The first flagpole to fly the Australian flag in the Antarctic, and parts of the first aircraft taken to the icy continent, are now on display at the Mawson’s Huts Replica Museum in Hobart.

Recovered from Mawson’s Huts at Cape Denison, between 2006 and 2010, the rare artefacts have been loaned to the Museum by the Australian Antarctic Division.

The flagpole was attached to the apex of the Main Hut when it was built in January 1912 at Commonwealth Bay by Douglas Mawson and other members of the Australasian Antarctic Expedition (1911–14).
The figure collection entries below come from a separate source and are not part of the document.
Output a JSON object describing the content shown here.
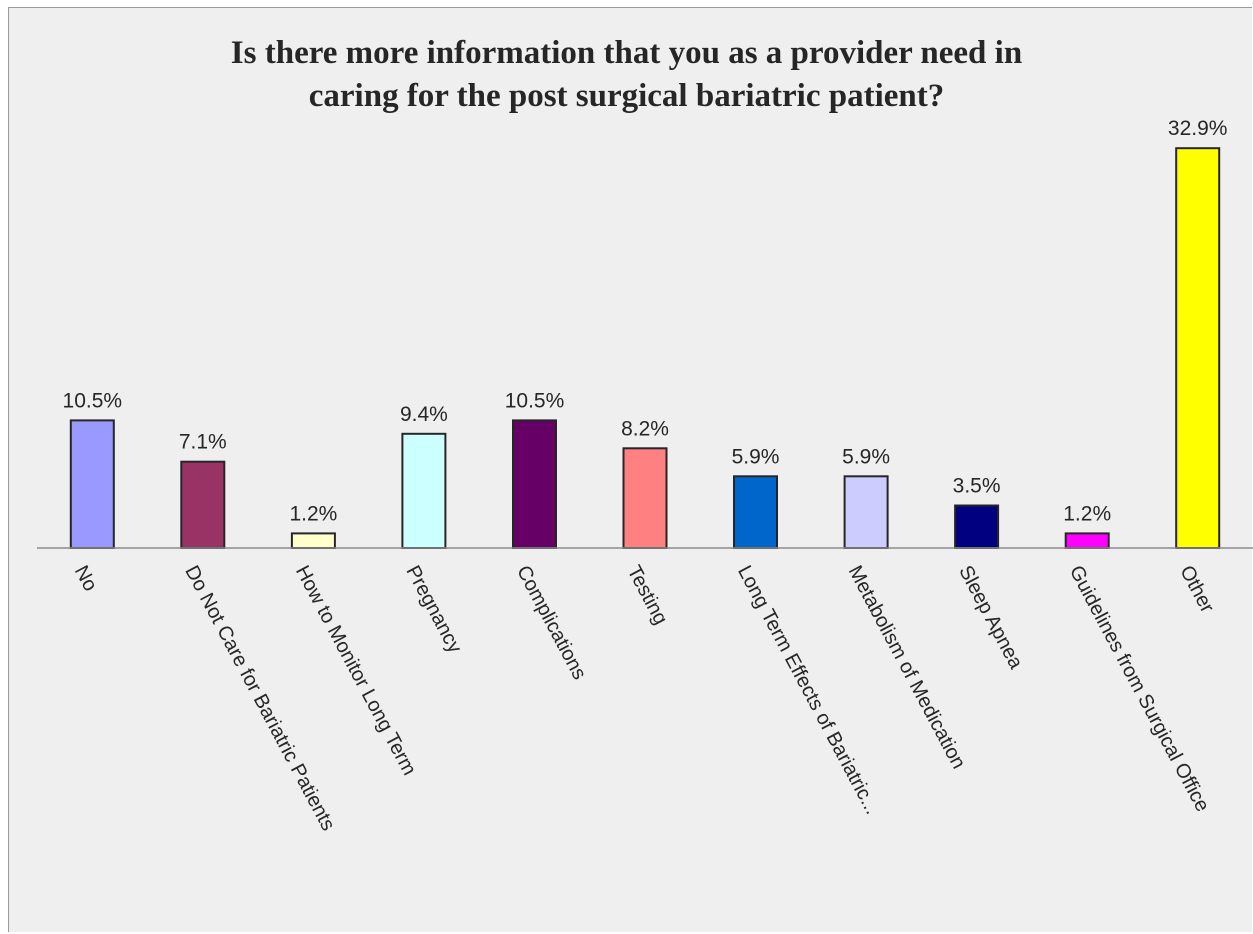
{
  "chart_data": {
    "type": "bar",
    "title": "Is there more information that you as a provider need in\ncaring for the post surgical bariatric patient?",
    "xlabel": "",
    "ylabel": "",
    "ylim": [
      0,
      33.9
    ],
    "grid": false,
    "legend": "none",
    "value_format": "percent, one decimal",
    "categories": [
      "No",
      "Do Not Care for Bariatric Patients",
      "How to Monitor Long Term",
      "Pregnancy",
      "Complications",
      "Testing",
      "Long Term Effects of Bariatric...",
      "Metabolism of Medication",
      "Sleep Apnea",
      "Guidelines from Surgical Office",
      "Other"
    ],
    "values": [
      10.5,
      7.1,
      1.2,
      9.4,
      10.5,
      8.2,
      5.9,
      5.9,
      3.5,
      1.2,
      32.9
    ],
    "data_labels": [
      "10.5%",
      "7.1%",
      "1.2%",
      "9.4%",
      "10.5%",
      "8.2%",
      "5.9%",
      "5.9%",
      "3.5%",
      "1.2%",
      "32.9%"
    ],
    "colors": [
      "#9999ff",
      "#993366",
      "#ffffcc",
      "#ccffff",
      "#660066",
      "#ff8080",
      "#0066cc",
      "#ccccff",
      "#000080",
      "#ff00ff",
      "#ffff00"
    ]
  }
}
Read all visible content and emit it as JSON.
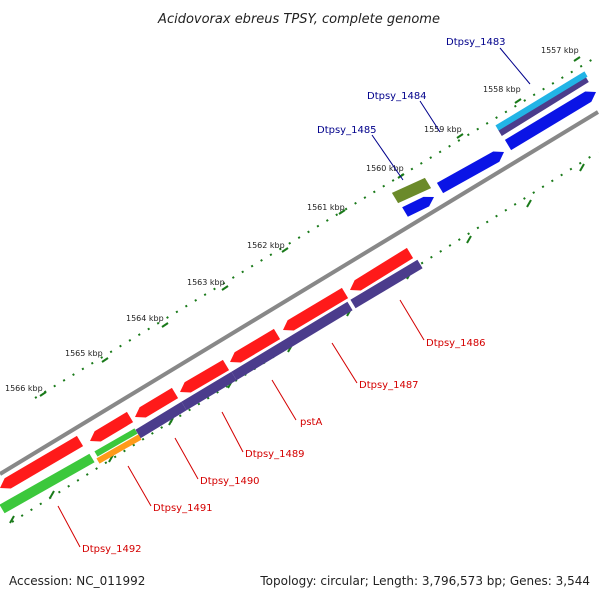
{
  "title": "Acidovorax ebreus TPSY, complete genome",
  "footer": {
    "accession": "Accession: NC_011992",
    "topology": "Topology: circular; Length: 3,796,573 bp; Genes: 3,544"
  },
  "colors": {
    "backbone": "#888888",
    "tick": "#1a7a1a",
    "forward_label": "#00008b",
    "reverse_label": "#d40000",
    "red": "#ff1a1a",
    "purple": "#4b3c8c",
    "blue": "#0a14e6",
    "cyan": "#22b4e6",
    "green": "#3cc83c",
    "orange": "#ff9a1a",
    "olive": "#6b8a2a"
  },
  "ruler": [
    {
      "label": "1557 kbp"
    },
    {
      "label": "1558 kbp"
    },
    {
      "label": "1559 kbp"
    },
    {
      "label": "1560 kbp"
    },
    {
      "label": "1561 kbp"
    },
    {
      "label": "1562 kbp"
    },
    {
      "label": "1563 kbp"
    },
    {
      "label": "1564 kbp"
    },
    {
      "label": "1565 kbp"
    },
    {
      "label": "1566 kbp"
    }
  ],
  "genes": [
    {
      "label": "Dtpsy_1483",
      "strand": "forward"
    },
    {
      "label": "Dtpsy_1484",
      "strand": "forward"
    },
    {
      "label": "Dtpsy_1485",
      "strand": "forward"
    },
    {
      "label": "Dtpsy_1486",
      "strand": "reverse"
    },
    {
      "label": "Dtpsy_1487",
      "strand": "reverse"
    },
    {
      "label": "pstA",
      "strand": "reverse"
    },
    {
      "label": "Dtpsy_1489",
      "strand": "reverse"
    },
    {
      "label": "Dtpsy_1490",
      "strand": "reverse"
    },
    {
      "label": "Dtpsy_1491",
      "strand": "reverse"
    },
    {
      "label": "Dtpsy_1492",
      "strand": "reverse"
    }
  ]
}
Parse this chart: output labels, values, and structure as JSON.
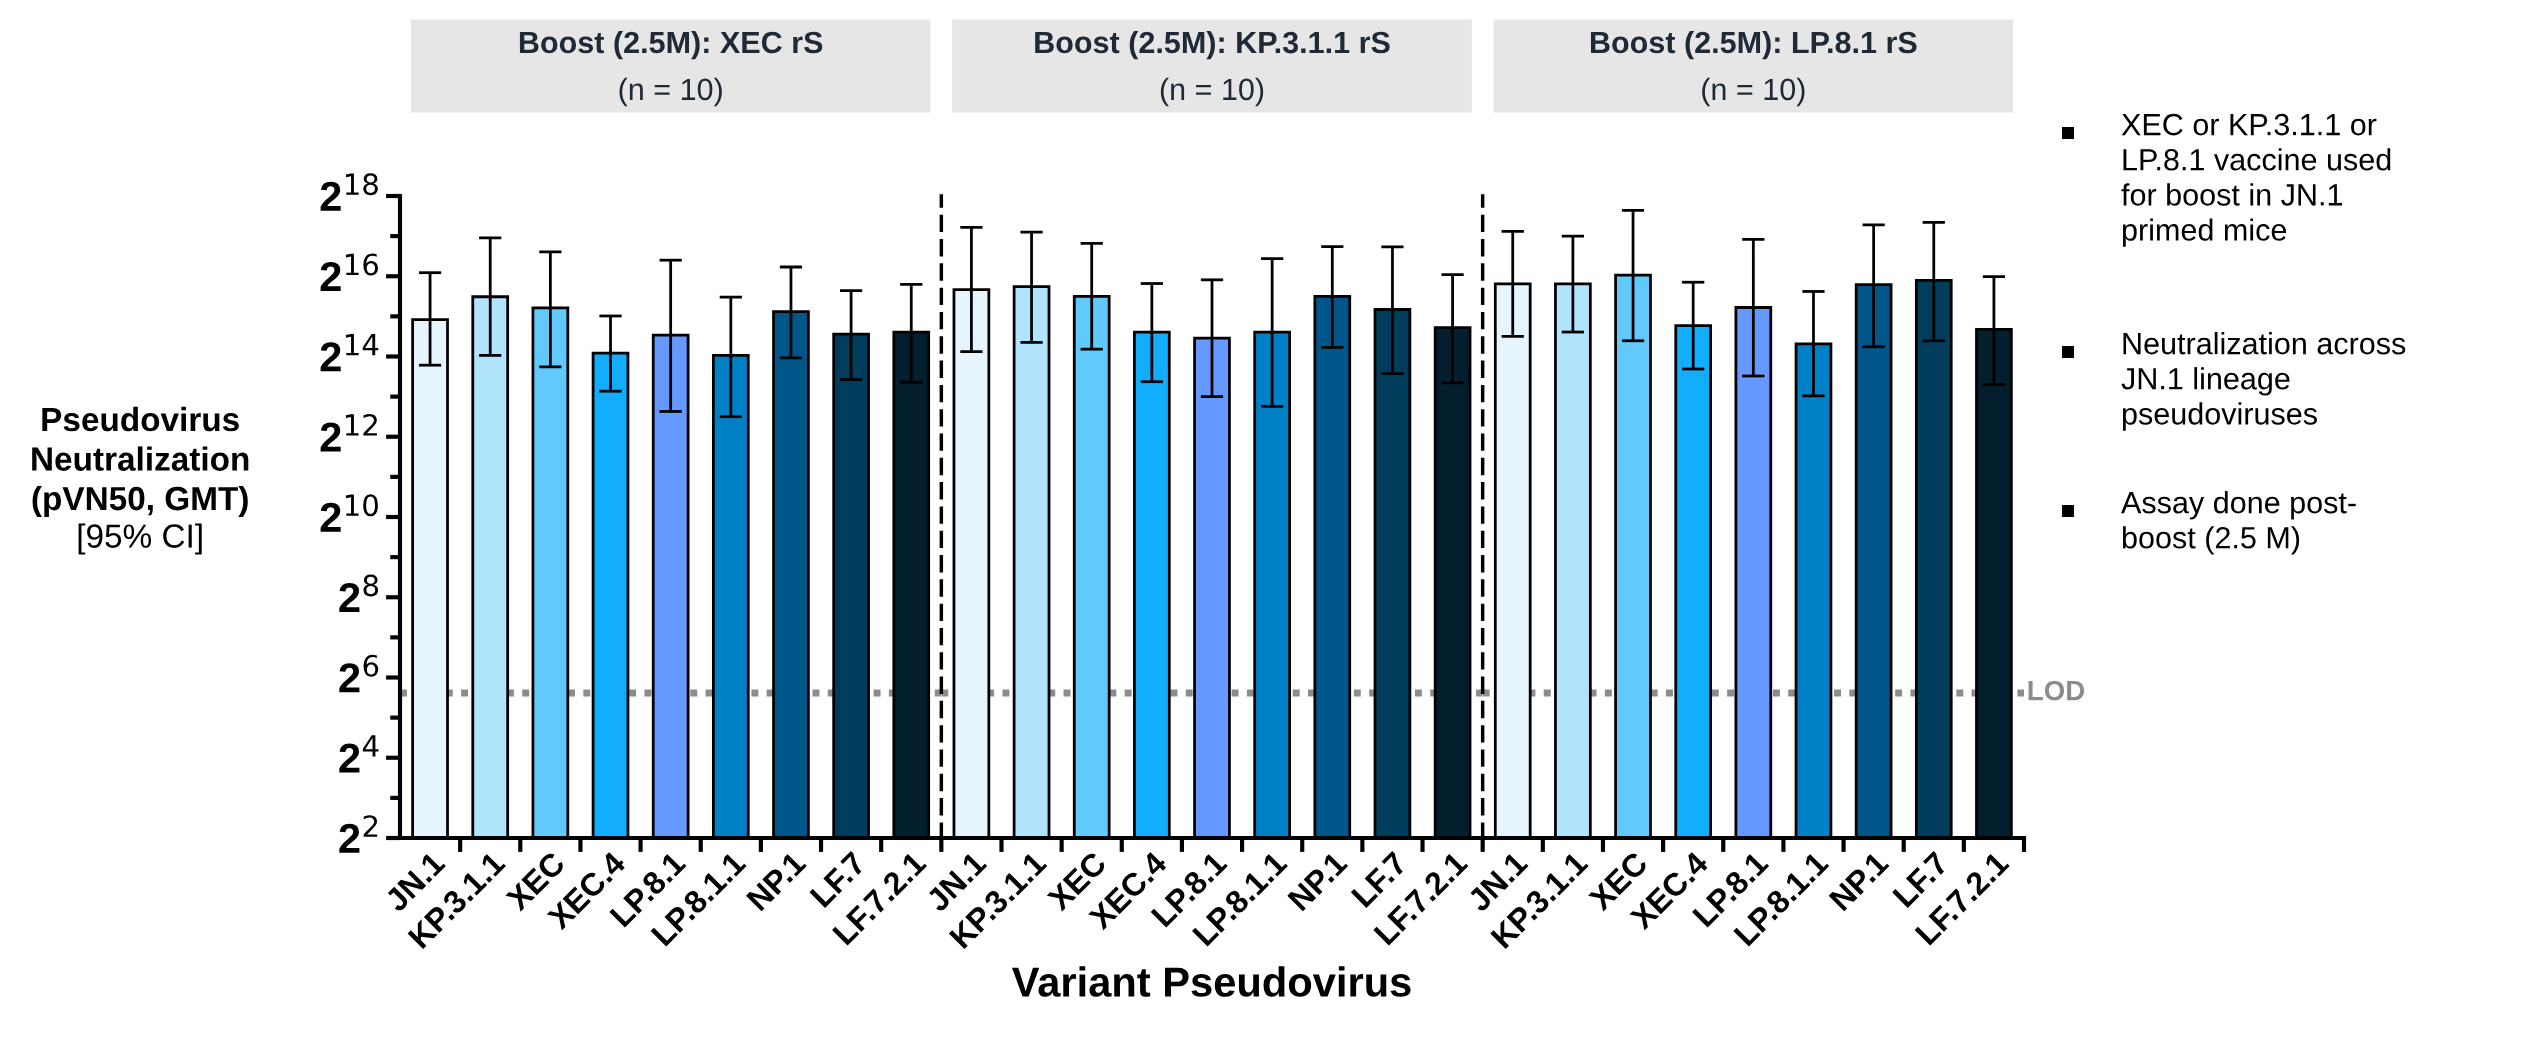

It was removed in 2006 (and replaced with an identical but new piece of Oregon pine) and returned to Australia for conservation treatment by the Mawson’s Huts Foundation.

The aircraft parts were part of a Vickers monoplane, which crashed during a test flight in Adelaide just days before the expedition left for Antarctica in 1911. The expedition took it anyway and used it as a form of tractor to tow sledges along the ice, but it was not a great success (Australian Antarctic Magazine 18: 30–32, 2010).

“Mawson left a wonderful legacy for Australia, and these items provide visitors with a unique link to the past, helping to tell the story of those epic early years of Antarctic exploration,” Mawson’s Hut Foundation Chairman and CEO, Mr David Jensen, said.